Because those issues mean a lot to me. On a personal level, but also on a wider, general level. I’m not transgender, but a lot of the transgender issues matter to me because I grew up not comfortable in my own skin and I know what that feels like.
I know what it feels like to be in the girls’ locker room and not feel comfortable in my own body being there. Feeling like a spy, feeling like I didn’t belong, and I can relate to that.
And I don’t like the discrimination that goes on towards transgenders, even from other minorities. And that really bothers me.

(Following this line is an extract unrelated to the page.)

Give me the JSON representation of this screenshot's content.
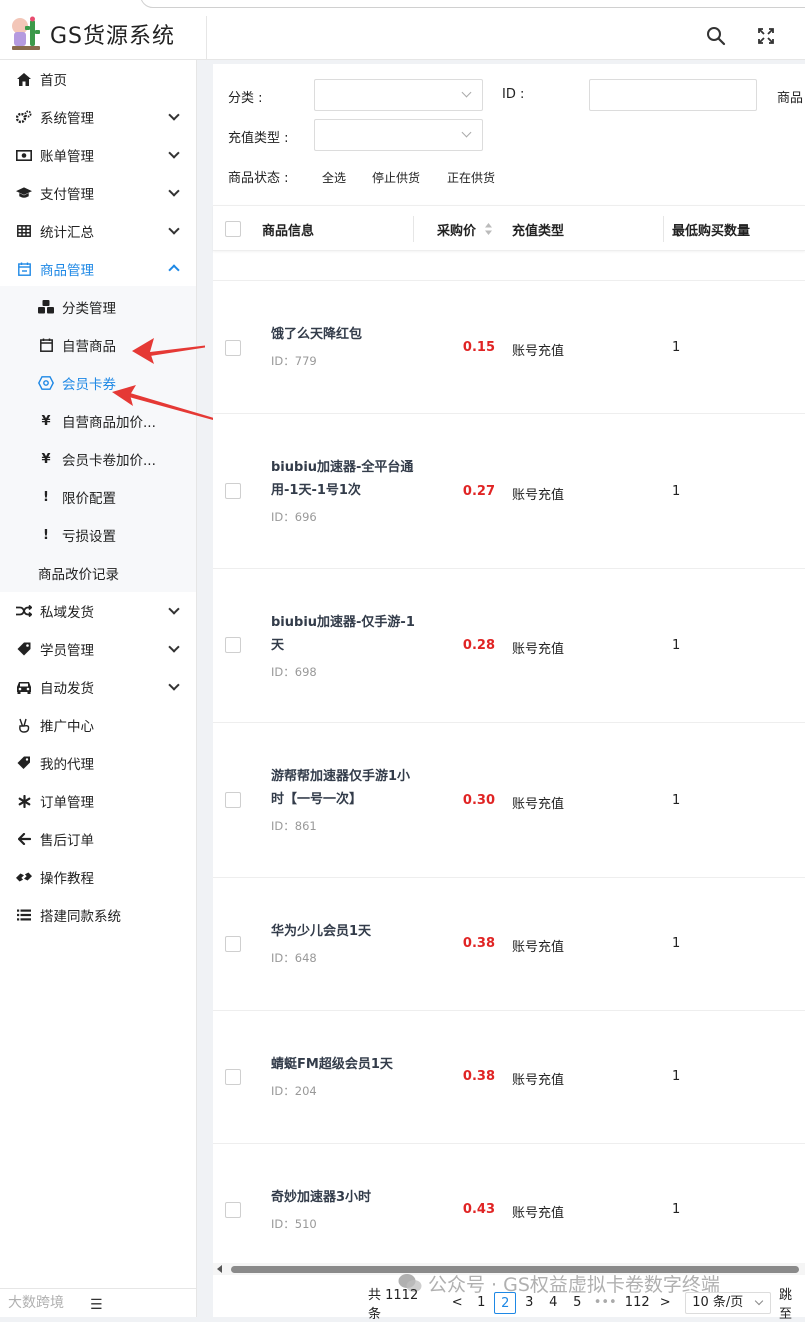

Like the Michigan Womyn’s Music Festival, where they don’t allow trans women in. That really, really bothers me.
So those issues and LGBTQ issues across the board matter to me. Some are very personal, and some just mean a lot because they resonate with me across the board.
I think whether it’s a main protagonist or a supporting character, LGBTQ characters and issues will probably always be in everything I do.
What are your goals and plans for the future?
Right now I’m working on volume two of Flutter, and hope to get that to the artist by the end of the year to get out by the end of next year. Also next year, I want to get A Boy Like Me, which is my YA novel that features a transgender protagonist, I want to get that out. That’s done, writing-wise.
Right now, I’m writing and recording some songs to go with it from the character point-of-view that my protagonist is in love with. I want to get those done too.
Beyond that, just continue writing comics, continue writing books, and continue writing music.
What’s your creative support system been like?
I’ve been really lucky. Since I’ve moved to Boston, I’ve found Grub Street, which is a writing center. That community is just immensely supportive. I’ve met a bunch of other writers who have become lifetime readers who read all of my work, and I read theirs and we give each other feedback. I meet some of them once a month, I’ve got a writer’s group that meets once a month.
I have a significant other who’s extremely supportive, which totally helps.
Even my friends, the non-writers don’t always understand why I can’t get together on a Saturday or a certain night during the week, but they’re still supportive.